Szłam już po raz enty Tą drogą.
Włóczyłam się tu i tam, będąc głodną. Ani kęs posiłku od siedmiu dni. Niedługo
mogę paść... ale nie pozwolę sobie. Wytrzymam. Na pewno znajdę watahę,
znajdę... jak na zawołanie usłyszałam wycie wilka! Wilka na polowaniu. Tu
gdzieś jest zwierzyna. Już wiem co mi nie pasowało tu w zapachu! Łoś i
wilki... to ich teren, mogę mieć problem. Na razie zdrzemnę się w
ustronnym miejscu i opowiem Wam moją historię.
Oto ja, gdy byłam jeszcze małym szkrabem:
A to mój brat, Haiko. Gdy się urodził, miałam zaledwie rok.
Moja matka zmarła przy jego porodzie, jak i mój malutki brat. Mój ojciec
porzucił matkę, gdy narodziłam się ja, przychodził do czasu, gdy zmarł
Haiko i matka.

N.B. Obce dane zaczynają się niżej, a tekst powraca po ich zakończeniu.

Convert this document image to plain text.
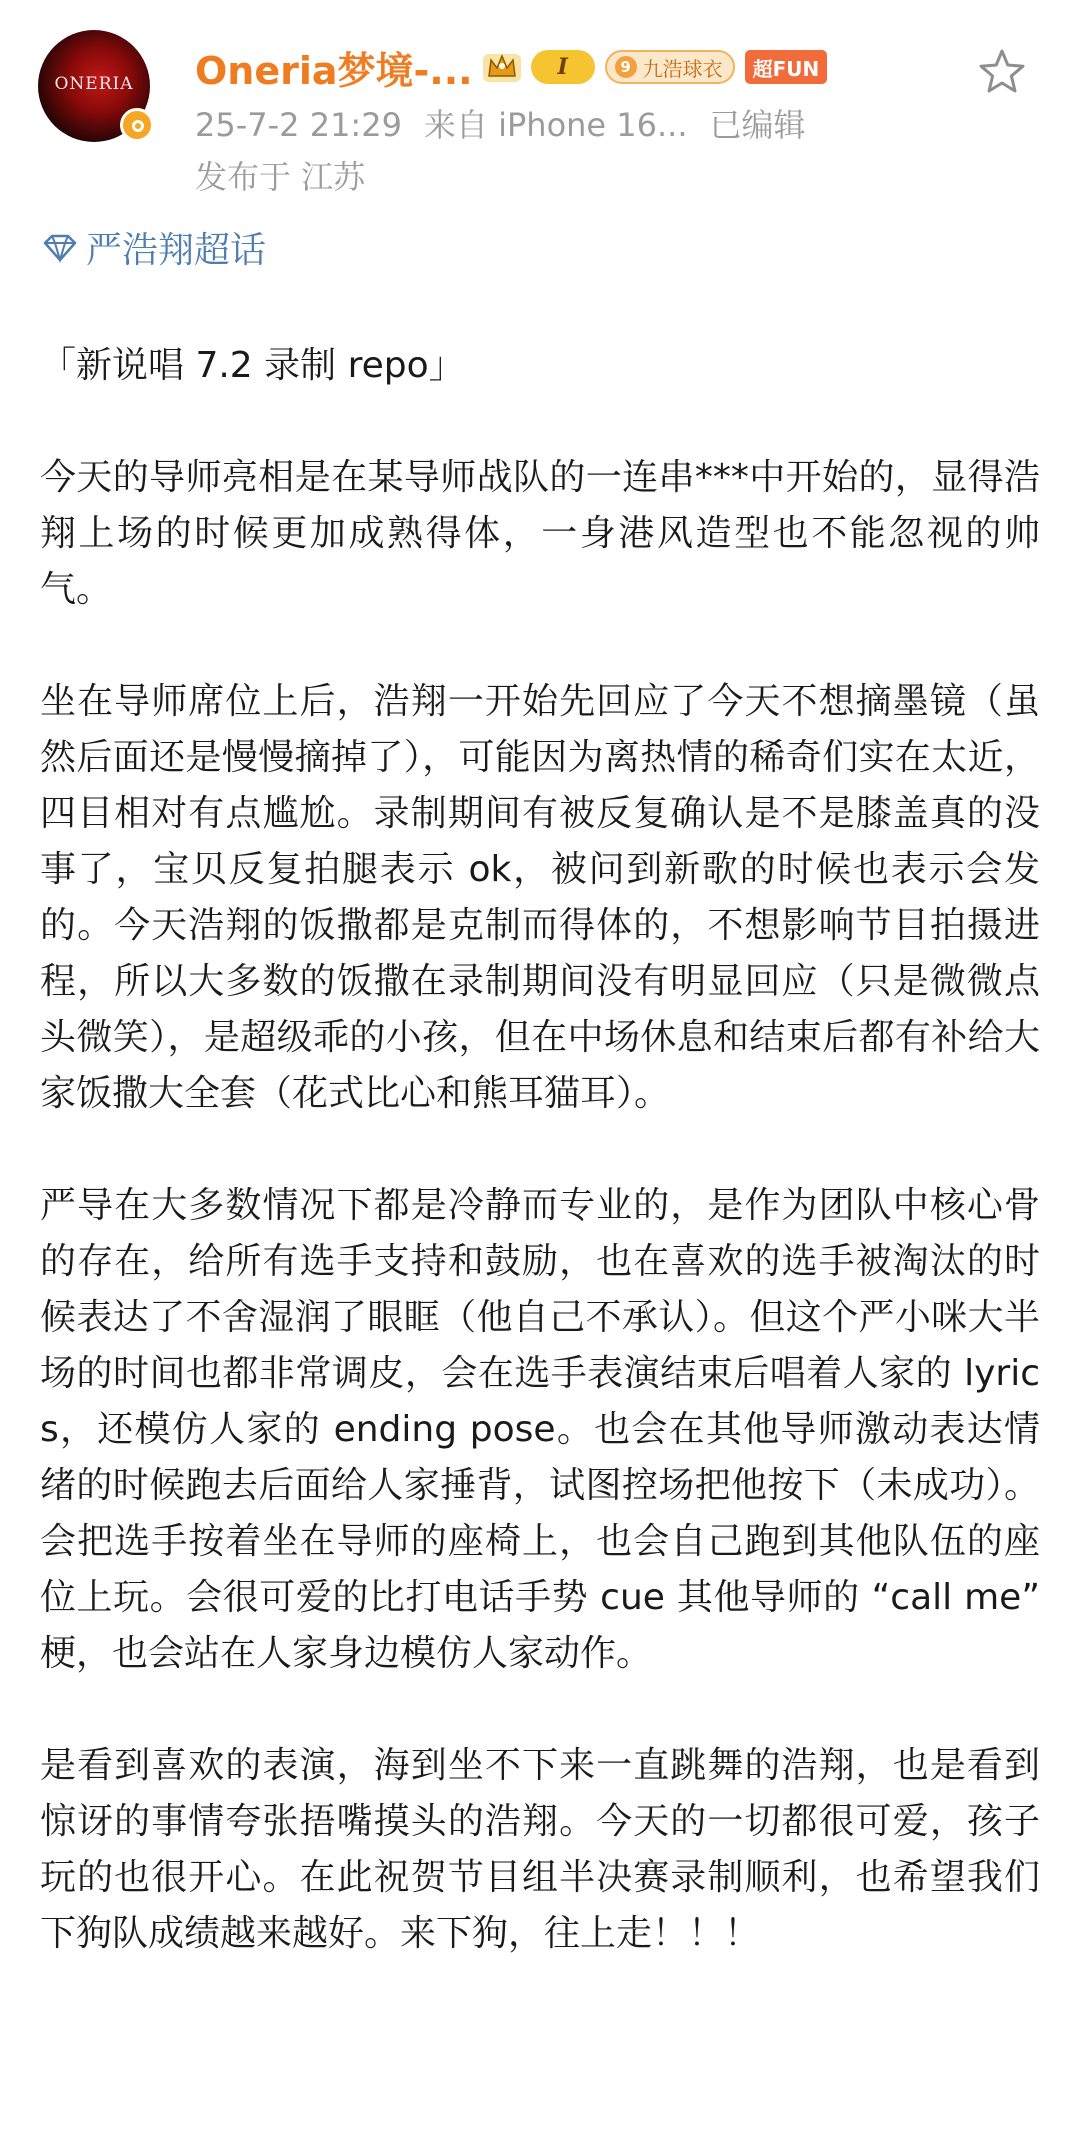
ONERIA Oneria梦境-...	I	9 九浩球衣	超FUN
25-7-2 21:29 来自 iPhone 16... 已编辑
发布于 江苏
严浩翔超话

「新说唱 7.2 录制 repo」

今天的导师亮相是在某导师战队的一连串***中开始的，显得浩翔上场的时候更加成熟得体，一身港风造型也不能忽视的帅气。

坐在导师席位上后，浩翔一开始先回应了今天不想摘墨镜（虽然后面还是慢慢摘掉了），可能因为离热情的稀奇们实在太近，四目相对有点尴尬。录制期间有被反复确认是不是膝盖真的没事了，宝贝反复拍腿表示 ok，被问到新歌的时候也表示会发的。今天浩翔的饭撒都是克制而得体的，不想影响节目拍摄进程，所以大多数的饭撒在录制期间没有明显回应（只是微微点头微笑），是超级乖的小孩，但在中场休息和结束后都有补给大家饭撒大全套（花式比心和熊耳猫耳）。

严导在大多数情况下都是冷静而专业的，是作为团队中核心骨的存在，给所有选手支持和鼓励，也在喜欢的选手被淘汰的时候表达了不舍湿润了眼眶（他自己不承认）。但这个严小咪大半场的时间也都非常调皮，会在选手表演结束后唱着人家的 lyrics，还模仿人家的 ending pose。也会在其他导师激动表达情绪的时候跑去后面给人家捶背，试图控场把他按下（未成功）。会把选手按着坐在导师的座椅上，也会自己跑到其他队伍的座位上玩。会很可爱的比打电话手势 cue 其他导师的 “call me” 梗，也会站在人家身边模仿人家动作。

是看到喜欢的表演，海到坐不下来一直跳舞的浩翔，也是看到惊讶的事情夸张捂嘴摸头的浩翔。今天的一切都很可爱，孩子玩的也很开心。在此祝贺节目组半决赛录制顺利，也希望我们下狗队成绩越来越好。来下狗，往上走！！！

Nie chciał nas. Zostałam sama, nie mieliśmy nikogo
innego. Znalazłam jednak starego niedźwiedzia, interesującego się
Japonią. Przygarnął mnie. Nie wiem, skąd wiedział tyle rzeczy, ale
ufałam mu i we wszystko uwierzyłam. Nauczył mnie walczyć, być sobą, jak
zebrać się w garść. Jako roczna wilczyca byłam mała, więc Mistrz
Niedźwiedź, myślał, że to jakaś padlina. Tak, padlina. Położył mnie na
stole, ale zdążyłam się na tyle rozgrzać, by się obudzić. Mistrz był
zdziwiony i nie miał serca, by zabić młodą waderę. Być może to dziwne,
że przyjaźniłam się z Niedźwiedziem, ale zastępował mi ojca, zastępował
mi całą moją rodzinę. Wychował mnie na porządną waderę. Jednak Starzy
Mistrzowie Niedźwiedzie muszą w końcu umrzeć, a ja musiałam odejść. I
właśnie dochodzimy do miejsca, w którym jesteśmy teraz - jestem w lesie.

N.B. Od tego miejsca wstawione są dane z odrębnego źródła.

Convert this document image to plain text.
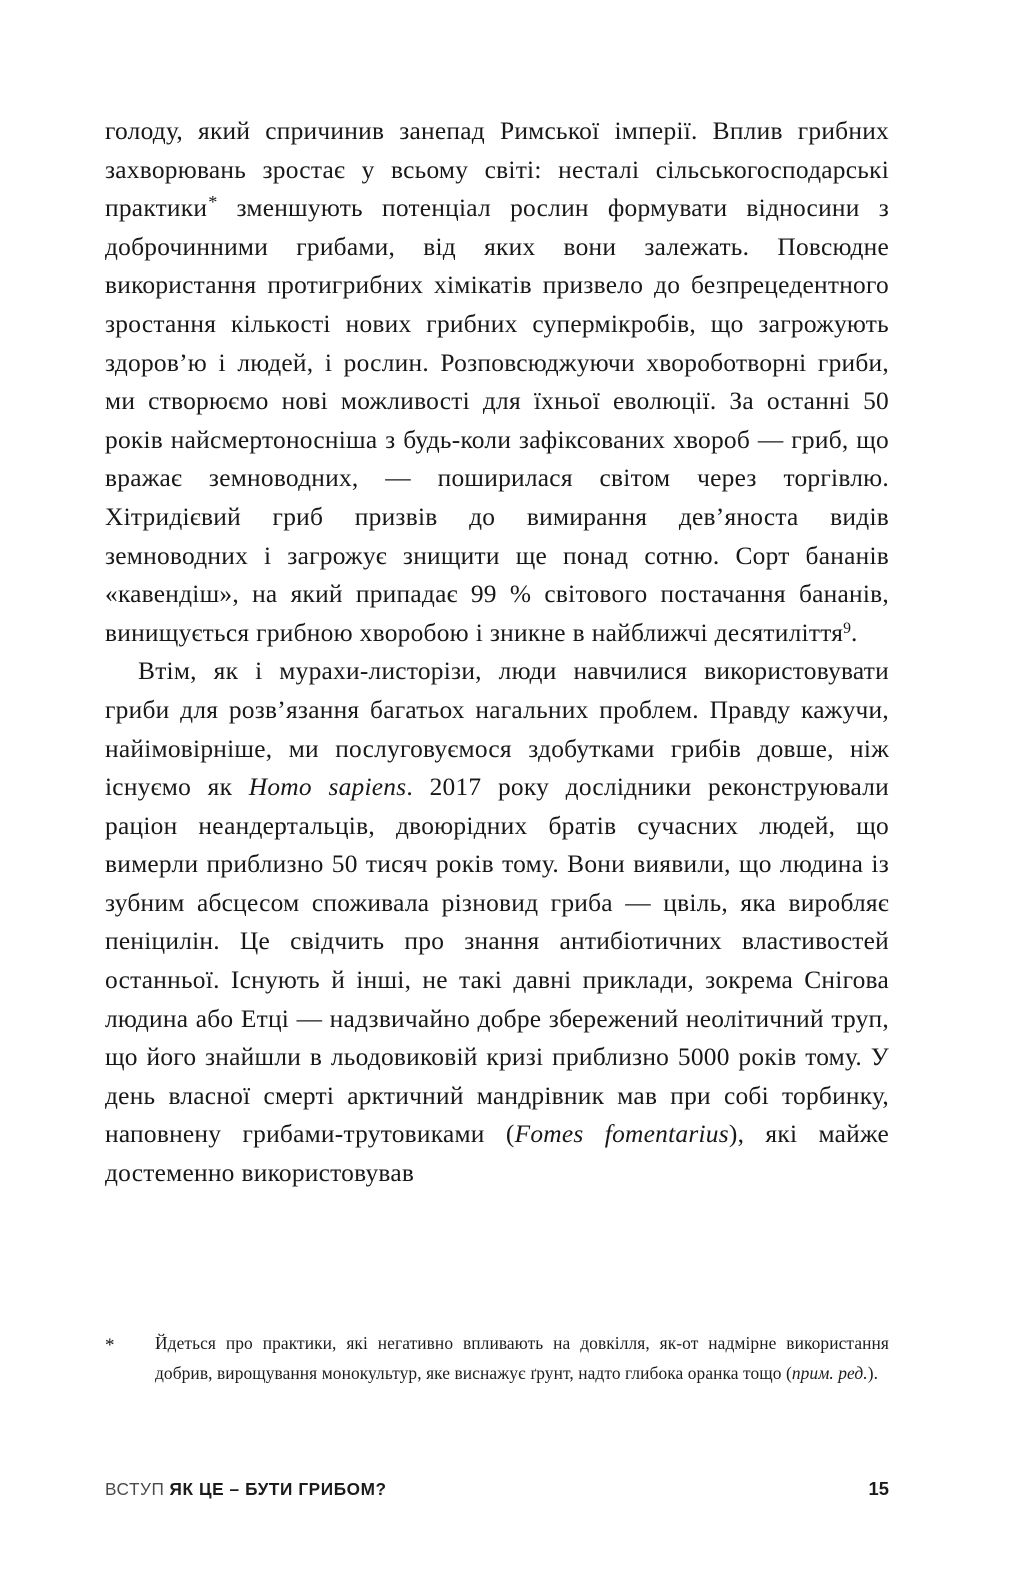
голоду, який спричинив занепад Римської імперії. Вплив грибних захворювань зростає у всьому світі: несталі сільськогосподарські практики* зменшують потенціал рослин формувати відносини з доброчинними грибами, від яких вони залежать. Повсюдне використання протигрибних хімікатів призвело до безпрецедентного зростання кількості нових грибних супермікробів, що загрожують здоров’ю і людей, і рослин. Розповсюджуючи хвороботворні гриби, ми створюємо нові можливості для їхньої еволюції. За останні 50 років найсмертоносніша з будь-коли зафіксованих хвороб — гриб, що вражає земноводних, — поширилася світом через торгівлю. Хітридієвий гриб призвів до вимирання дев’яноста видів земноводних і загрожує знищити ще понад сотню. Сорт бананів «кавендіш», на який припадає 99 % світового постачання бананів, винищується грибною хворобою і зникне в найближчі десятиліття$^9$.

Втім, як і мурахи-листорізи, люди навчилися використовувати гриби для розв’язання багатьох нагальних проблем. Правду кажучи, найімовірніше, ми послуговуємося здобутками грибів довше, ніж існуємо як Homo sapiens. 2017 року дослідники реконструювали раціон неандертальців, двоюрідних братів сучасних людей, що вимерли приблизно 50 тисяч років тому. Вони виявили, що людина із зубним абсцесом споживала різновид гриба — цвіль, яка виробляє пеніцилін. Це свідчить про знання антибіотичних властивостей останньої. Існують й інші, не такі давні приклади, зокрема Снігова людина або Етці — надзвичайно добре збережений неолітичний труп, що його знайшли в льодовиковій кризі приблизно 5000 років тому. У день власної смерті арктичний мандрівник мав при собі торбинку, наповнену грибами-трутовиками (Fomes fomentarius), які майже достеменно використовував

*	Йдеться про практики, які негативно впливають на довкілля, як-от надмірне використання добрив, вирощування монокультур, яке виснажує ґрунт, надто глибока оранка тощо (прим. ред.).

ВСТУП ЯК ЦЕ – БУТИ ГРИБОМ?	15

Mistrz zmarł dwa tygodnie temu. Odkryłam jednak w czasie pobytu u niego
coś, co nie każdy wilk posiada. Mówił mi o Watasze Magicznych
Wilków, są tam wilki podobne do mnie - mają w sobie chociaż część magii.

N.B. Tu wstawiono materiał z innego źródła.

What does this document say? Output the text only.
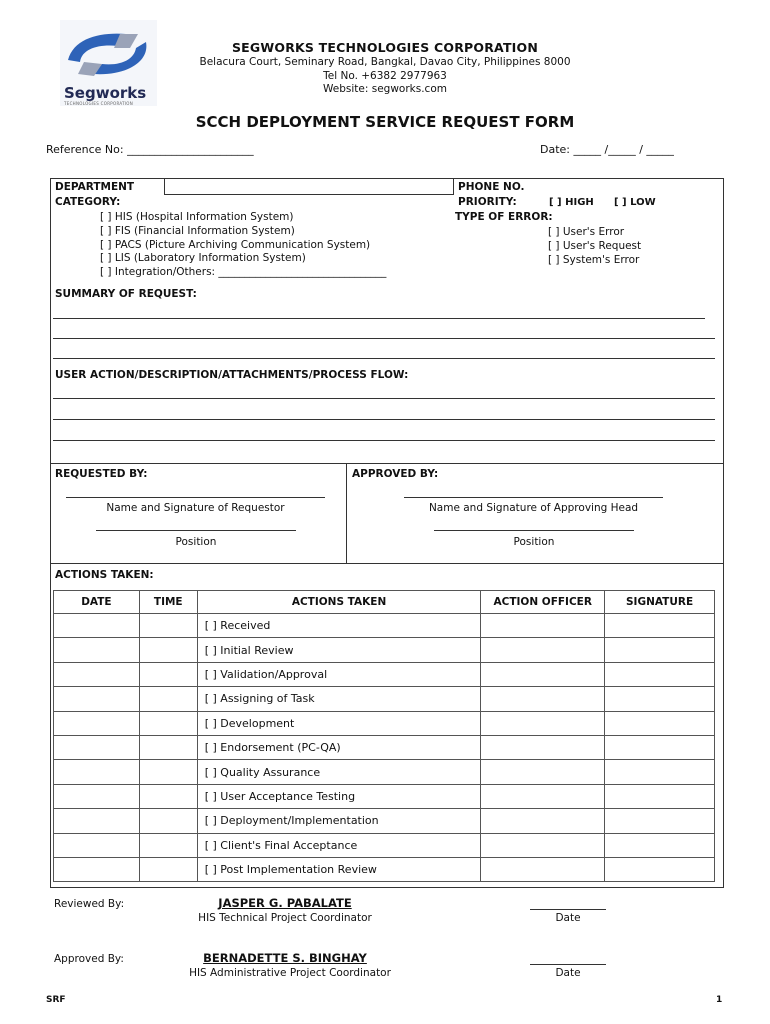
Segworks
TECHNOLOGIES CORPORATION
SEGWORKS TECHNOLOGIES CORPORATION
Belacura Court, Seminary Road, Bangkal, Davao City, Philippines 8000
Tel No. +6382 2977963
Website: segworks.com
SCCH DEPLOYMENT SERVICE REQUEST FORM
Reference No: _______________________	Date: _____ /_____ / _____
DEPARTMENT	PHONE NO.
CATEGORY:
[ ] HIS (Hospital Information System)
[ ] FIS (Financial Information System)
[ ] PACS (Picture Archiving Communication System)
[ ] LIS (Laboratory Information System)
[ ] Integration/Others: ________________________________
PRIORITY:	[ ] HIGH [ ] LOW
TYPE OF ERROR:
[ ] User's Error
[ ] User's Request
[ ] System's Error
SUMMARY OF REQUEST:
USER ACTION/DESCRIPTION/ATTACHMENTS/PROCESS FLOW:
REQUESTED BY:	APPROVED BY:
Name and Signature of Requestor
Position
Name and Signature of Approving Head
Position
ACTIONS TAKEN:
DATE	TIME	ACTIONS TAKEN	ACTION OFFICER	SIGNATURE
		[ ] Received		
		[ ] Initial Review		
		[ ] Validation/Approval		
		[ ] Assigning of Task		
		[ ] Development		
		[ ] Endorsement (PC-QA)		
		[ ] Quality Assurance		
		[ ] User Acceptance Testing		
		[ ] Deployment/Implementation		
		[ ] Client's Final Acceptance		
		[ ] Post Implementation Review		
Reviewed By:	JASPER G. PABALATE
HIS Technical Project Coordinator	Date
Approved By:	BERNADETTE S. BINGHAY
HIS Administrative Project Coordinator	Date
SRF	1
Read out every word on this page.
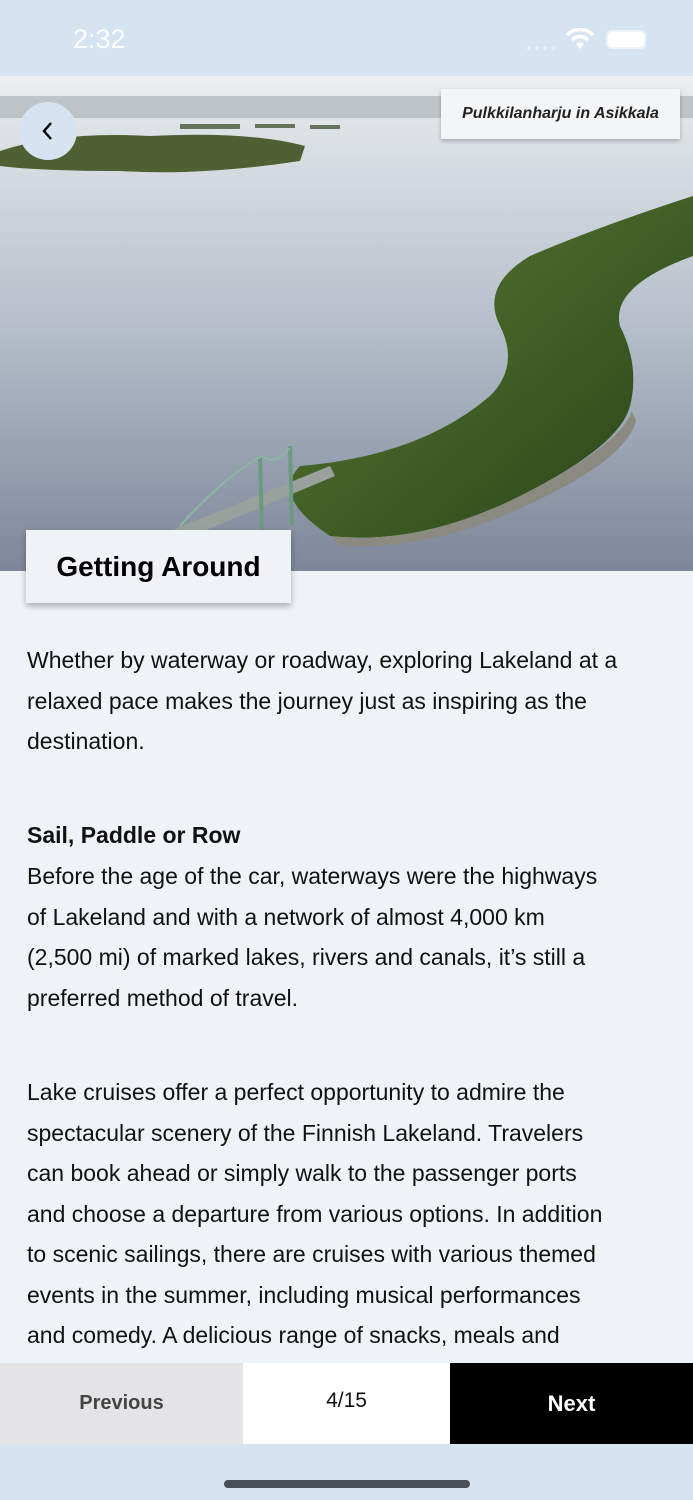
2:32	●●●●
Pulkkilanharju in Asikkala
Getting Around
Whether by waterway or roadway, exploring Lakeland at a
relaxed pace makes the journey just as inspiring as the
destination.
Sail, Paddle or Row
Before the age of the car, waterways were the highways
of Lakeland and with a network of almost 4,000 km
(2,500 mi) of marked lakes, rivers and canals, it’s still a
preferred method of travel.
Lake cruises offer a perfect opportunity to admire the
spectacular scenery of the Finnish Lakeland. Travelers
can book ahead or simply walk to the passenger ports
and choose a departure from various options. In addition
to scenic sailings, there are cruises with various themed
events in the summer, including musical performances
and comedy. A delicious range of snacks, meals and
Previous	4/15	Next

Ja odnalazłam na razie tylko żywioł ziemi. Opowiadam to w wielkim
streszczeniu, ze względu na czas.
Poszłam przyjrzeć się polowaniu. Skład był z zarówno wader jak i
basiorów. Basior - najprawdopodobniej przywódca polowania - podszedł do
mnie..
<Tsume?>
Uwagi: Op. jest bardziej wartościowe, gdy nie jest zasypane miliardem obrazków... Opisy są dużo cenniejsze od zdjęć. Cyfry i liczby w op. zapisujemy słownie. Co mają znaczyć dwie kropki (..)? Stary niedźwiedź powiadasz? Który interesuje się Japonią? A skąd o niej wgl wie, skoro znajdujemy się w Polsce? Zdaje mi się, że nieco za bardzo poniosła Cię wyobraźnia.